Online Tool Shows Impact on the SDGs
The SDG Impact Assessment Tool is a free, online resource for research and educational institutions, companies, entrepreneurs, civic organizations, and public agencies to make self-assessments of impacts on the 17 Sustainable Development Goals (SDGs).
The tool is open for anyone to use and can help you to identify relevant sustainability perspectives of your work in a simple and structured approach. This is done by assessing an object’s impact on each of the 17 SDGs as either direct positive, indirect positive, no impact, indirect negative, direct negative, or more knowledge needed. The tool encourages reflection and collaborative learning of the SDGs and the links between them.
The SDG Impact Assessment Tool already has more than 5000 users around the world (February 2021). By showcasing the tool on the SDSN resource page, the project manager Anders Ahlbäck hopes to reach even more people with the message that a holistic view of the Global Goals is important.
– Today, many businesses spend time mapping and selecting "their" goals in Agenda 2030. With the SDG Impact Assessment Tool, we try to reverse this perspective. The tool offers a structured way to describe a project’s or organization’s impact on the Global Goals, based on the users’ own knowledge. Do we have positive, negative or no impact on a goal? Do we know, or do we lack knowledge? By thinking about these issues, we hope that users at universities, companies, civic organizations, public agencies, and entrepreneurs can strengthen their contributions to Agenda 2030 and the Global Goals for sustainable development.
There are many ways to address the Global Goals and the tool is open and versatile enough to include different approaches. Depending on how the user defines the purpose of the assessment, the tool can fulfill different objectives.
- In education, it stimulates both teachers and students to get a better understanding of the SDGs; the complexity of sustainable development; and how different activities in society impacts the SDGs. It can e.g. be used in a workshop in a course or in a long-term project.

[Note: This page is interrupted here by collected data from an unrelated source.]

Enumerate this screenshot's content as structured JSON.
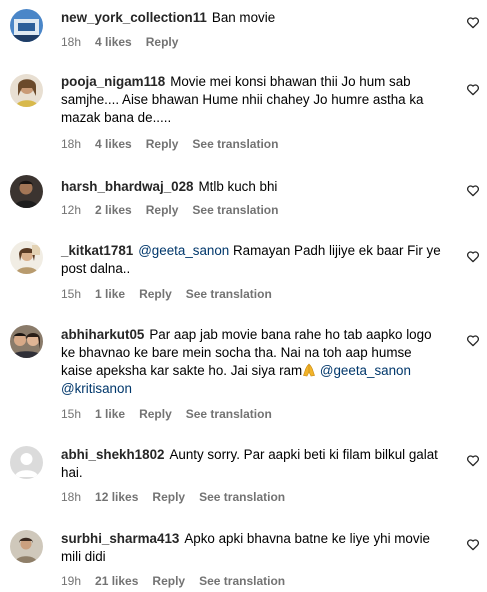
{
  "comments": [
    {
      "username": "new_york_collection11",
      "text": "Ban movie",
      "time": "18h",
      "likes": "4 likes",
      "reply": "Reply",
      "see_translation": ""
    },
    {
      "username": "pooja_nigam118",
      "text": "Movie mei konsi bhawan thii Jo hum sab samjhe.... Aise bhawan Hume nhii chahey Jo humre astha ka mazak bana de.....",
      "time": "18h",
      "likes": "4 likes",
      "reply": "Reply",
      "see_translation": "See translation"
    },
    {
      "username": "harsh_bhardwaj_028",
      "text": "Mtlb kuch bhi",
      "time": "12h",
      "likes": "2 likes",
      "reply": "Reply",
      "see_translation": "See translation"
    },
    {
      "username": "_kitkat1781",
      "mention": "@geeta_sanon",
      "text": "Ramayan Padh lijiye ek baar Fir ye post dalna..",
      "time": "15h",
      "likes": "1 like",
      "reply": "Reply",
      "see_translation": "See translation"
    },
    {
      "username": "abhiharkut05",
      "text": "Par aap jab movie bana rahe ho tab aapko logo ke bhavnao ke bare mein socha tha. Nai na toh aap humse kaise apeksha kar sakte ho. Jai siya ram",
      "mention1": "@geeta_sanon",
      "mention2": "@kritisanon",
      "time": "15h",
      "likes": "1 like",
      "reply": "Reply",
      "see_translation": "See translation"
    },
    {
      "username": "abhi_shekh1802",
      "text": "Aunty sorry. Par aapki beti ki filam bilkul galat hai.",
      "time": "18h",
      "likes": "12 likes",
      "reply": "Reply",
      "see_translation": "See translation"
    },
    {
      "username": "surbhi_sharma413",
      "text": "Apko apki bhavna batne ke liye yhi movie mili didi",
      "time": "19h",
      "likes": "21 likes",
      "reply": "Reply",
      "see_translation": "See translation"
    }
  ],
  "colors": {
    "username": "#262626",
    "meta": "#737373",
    "mention": "#00376b"
  },
  "icons": {
    "like": "heart-outline-icon",
    "emoji": "folded-hands-emoji"
  }
}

- In research, it can be used in research proposals, to map how the suggested research could impact the SDGs; or to address how research outcomes from projects impact the SDGs.
- In businesses, the tool could help to identify risks and opportunities related to the Global Goals; to set own goals adapted to Agenda 2030; to inform shareholders and other stakeholders about what SDG impacts one’s business have; or to engage all employees in promoting the goals and allocating responsibility across the organization to achieve progress.
All these variants differ in mindset – but differences can also be turned into coherence. – If, for example, several municipalities, county councils and regions use the tool in the same way, it will be easier to achieve consensus on common challenges, says Anders Ahlbäck.
To access the web tool, follow the direct link to the SDG Impact Assessment Tool and create a user account. Feel free to also download the SDG Impact Assessment Tool Guide 1.0 , containing recommendations and instructions for specific user scenarios in education, research, innovation and business, and strategic planning and decision making.
The SDG Impact Assessment Tool is developed by SDSN Northern Europe and the Gothenburg Centre for Sustainable Development at Chalmers University of Technology and the University of Gothenburg.